C’est bien ça, cher lecteur : rien. Pour que tout se passe comme prévu, il faudrait que :
1. le Congrès US laisse expirer les réductions d’impôts décidées par Bush. Hm… est-ce que ça arrivera ? Nous n’en avons pas la moindre idée. Cela dépend probablement de qui gagne les élections en novembre… ce qui dépend probablement de ce que l’économie fait d’ici là… ce qui dépend probablement d’un plus grand nombre de choses que ce que nous pouvons estimer et calculer ;
Mais l’idée centrale — l’idée que le Congrès US agira de manière responsable — semble impossible à affirmer sérieusement. Les pandas arrêteront-ils de manger des bambous ? Les adolescents arrêteront-ils de s’avachir devant la télé ? Les marchands de vins feront-ils des livraisons à domicile gratuites ? Non. Chaque chose a sa propre nature. Et la nature du Congrès, c’est de dépenser de l’argent qu’il n’a pas sur des choses dont il n’a pas besoin. Puis de pousser la facture au Congrès suivant… au gouvernement suivant… et à la génération suivante.
2. non seulement les impôts doivent grimper, mais il doit en aller de même pour la croissance économique. C’est un problème. Selon les théories en vogue, si on augmente les impôts durant une phase de désendettement, on n’obtient pas une croissance plus rapide du PIB. On obtient une croissance plus lente.
Le CBO tient compte de ce problème, dans une certaine mesure.
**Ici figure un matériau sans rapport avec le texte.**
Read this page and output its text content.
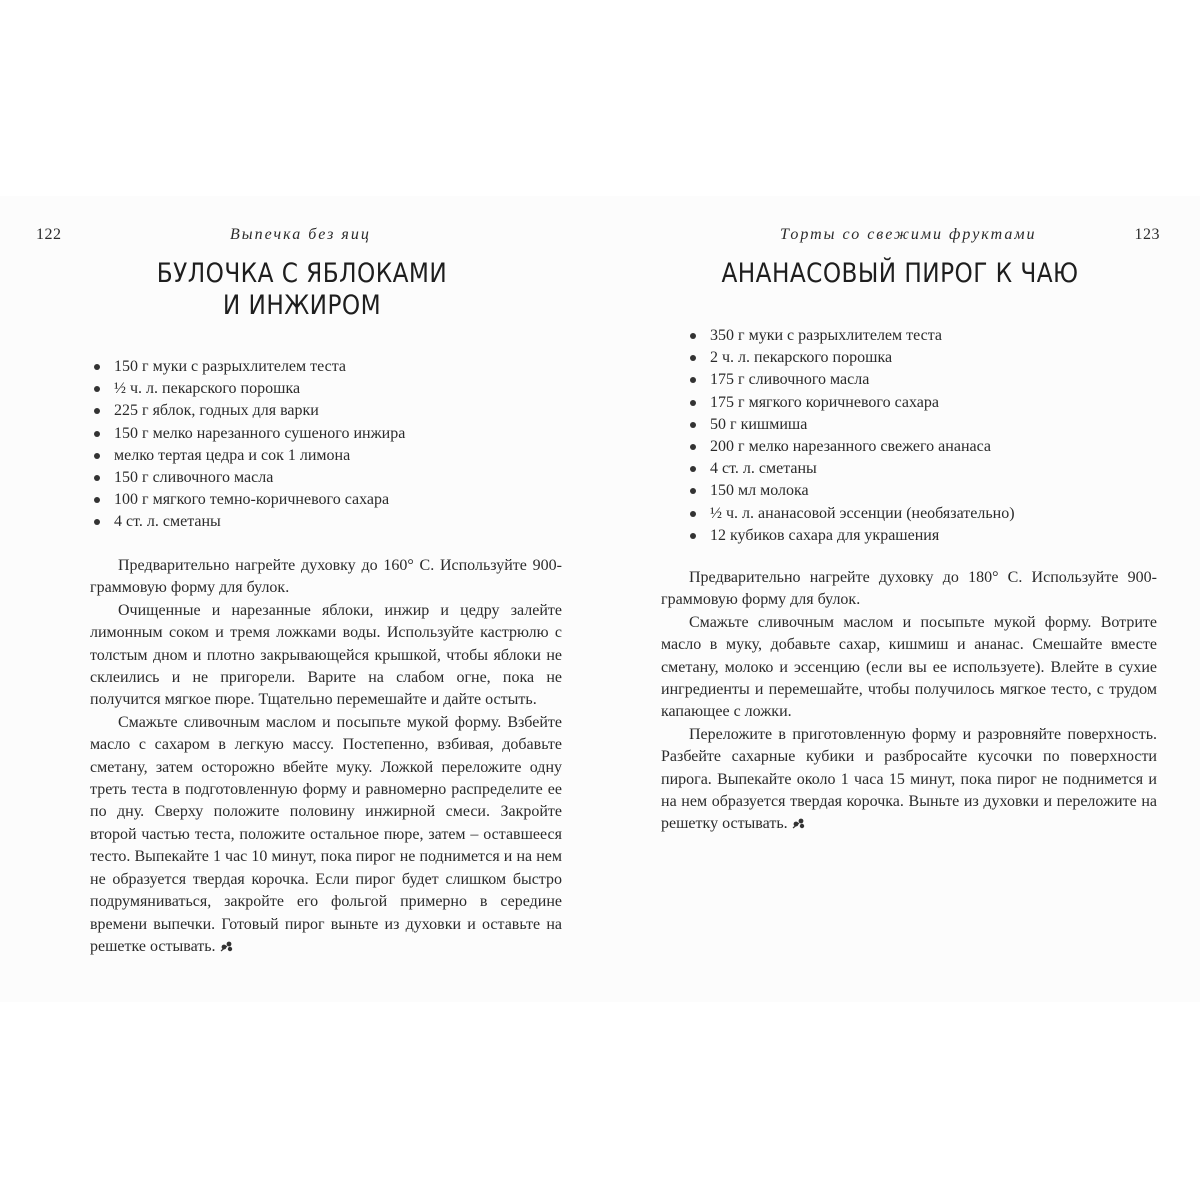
122	Выпечка без яиц
БУЛОЧКА С ЯБЛОКАМИ
И ИНЖИРОМ
150 г муки с разрыхлителем теста
½ ч. л. пекарского порошка
225 г яблок, годных для варки
150 г мелко нарезанного сушеного инжира
мелко тертая цедра и сок 1 лимона
150 г сливочного масла
100 г мягкого темно-коричневого сахара
4 ст. л. сметаны

Предварительно нагрейте духовку до 160° С. Используйте 900-граммовую форму для булок.

Очищенные и нарезанные яблоки, инжир и цедру залейте лимонным соком и тремя ложками воды. Используйте кастрюлю с толстым дном и плотно закрывающейся крышкой, чтобы яблоки не склеились и не пригорели. Варите на слабом огне, пока не получится мягкое пюре. Тщательно перемешайте и дайте остыть.

Смажьте сливочным маслом и посыпьте мукой форму. Взбейте масло с сахаром в легкую массу. Постепенно, взбивая, добавьте сметану, затем осторожно вбейте муку. Ложкой переложите одну треть теста в подготовленную форму и равномерно распределите ее по дну. Сверху положите половину инжирной смеси. Закройте второй частью теста, положите остальное пюре, затем – оставшееся тесто. Выпекайте 1 час 10 минут, пока пирог не поднимется и на нем не образуется твердая корочка. Если пирог будет слишком быстро подрумяниваться, закройте его фольгой примерно в середине времени выпечки. Готовый пирог выньте из духовки и оставьте на решетке остывать.

Торты со свежими фруктами	123
АНАНАСОВЫЙ ПИРОГ К ЧАЮ
350 г муки с разрыхлителем теста
2 ч. л. пекарского порошка
175 г сливочного масла
175 г мягкого коричневого сахара
50 г кишмиша
200 г мелко нарезанного свежего ананаса
4 ст. л. сметаны
150 мл молока
½ ч. л. ананасовой эссенции (необязательно)
12 кубиков сахара для украшения

Предварительно нагрейте духовку до 180° С. Используйте 900-граммовую форму для булок.

Смажьте сливочным маслом и посыпьте мукой форму. Вотрите масло в муку, добавьте сахар, кишмиш и ананас. Смешайте вместе сметану, молоко и эссенцию (если вы ее используете). Влейте в сухие ингредиенты и перемешайте, чтобы получилось мягкое тесто, с трудом капающее с ложки.

Переложите в приготовленную форму и разровняйте поверхность. Разбейте сахарные кубики и разбросайте кусочки по поверхности пирога. Выпекайте около 1 часа 15 минут, пока пирог не поднимется и на нем образуется твердая корочка. Выньте из духовки и переложите на решетку остывать.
Il admet que le chômage pourrait grimper suite aux augmentations d’impôts. En fait, il déclare qu’il pourrait passer à 9% en 2013.
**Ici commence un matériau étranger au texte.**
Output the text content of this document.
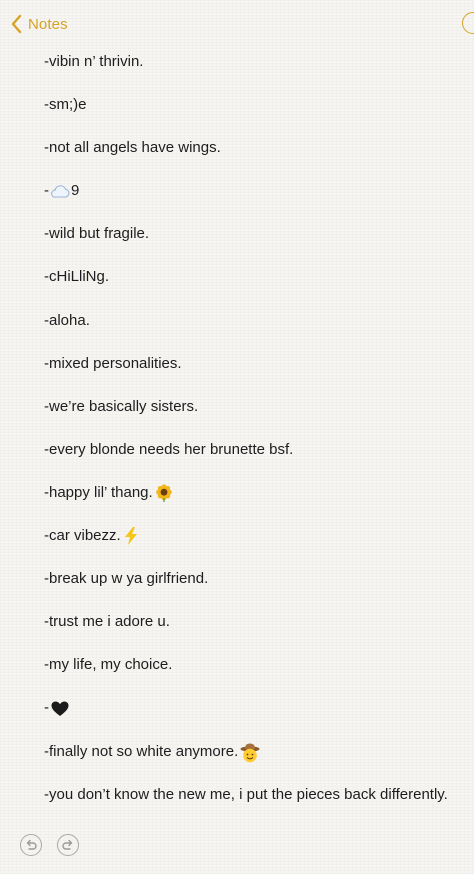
Notes
-vibin n’ thrivin.
-sm;)e
-not all angels have wings.
- 9
-wild but fragile.
-cHiLliNg.
-aloha.
-mixed personalities.
-we’re basically sisters.
-every blonde needs her brunette bsf.
-happy lil’ thang.
-car vibezz.
-break up w ya girlfriend.
-trust me i adore u.
-my life, my choice.
-
-finally not so white anymore.
-you don’t know the new me, i put the pieces back differently.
Comment le président US, le Congrès et la Fed réagiront-ils à la hausse du chômage ? Est-ce que ça ne les tenterait pas de se lancer dans un peu plus de relances contracycliques… aux dépens des baisses d’impôts ?
Et qu’arrivera-t-il au taux de croissance ? Le CBO pense que la croissance peut dépasser les déficits. Peut-être. Peut-être pas. On en est loin, en tout cas. Le déficit américain atteint les 1 100 milliards de dollars cette année. La croissance ? Peut-être un cinquième de cette somme. En d’autres termes, la dette grimpe cinq fois plus vite que l’économie.
Durant le premier (et peut-être le dernier) mandat de M. Obama, la dette américaine se développera de plus de 5 000 milliards de dollars. Déjà, le poids de la dette pèse sur les taux de croissance… et ça empire.
Et si HSBC a raison, la croissance américaine sera très lente. Les déficits seront-ils aussi très bas ? Sous les 1,5% du PIB ?
Mais nous sommes aussi benêt que n’importe qui. Nous aussi, nous aimerions que le problème disparaisse d’un claquement de doigts. Et peut-être que ce sera le cas…
… Mais nous ne parierions pas là-dessus.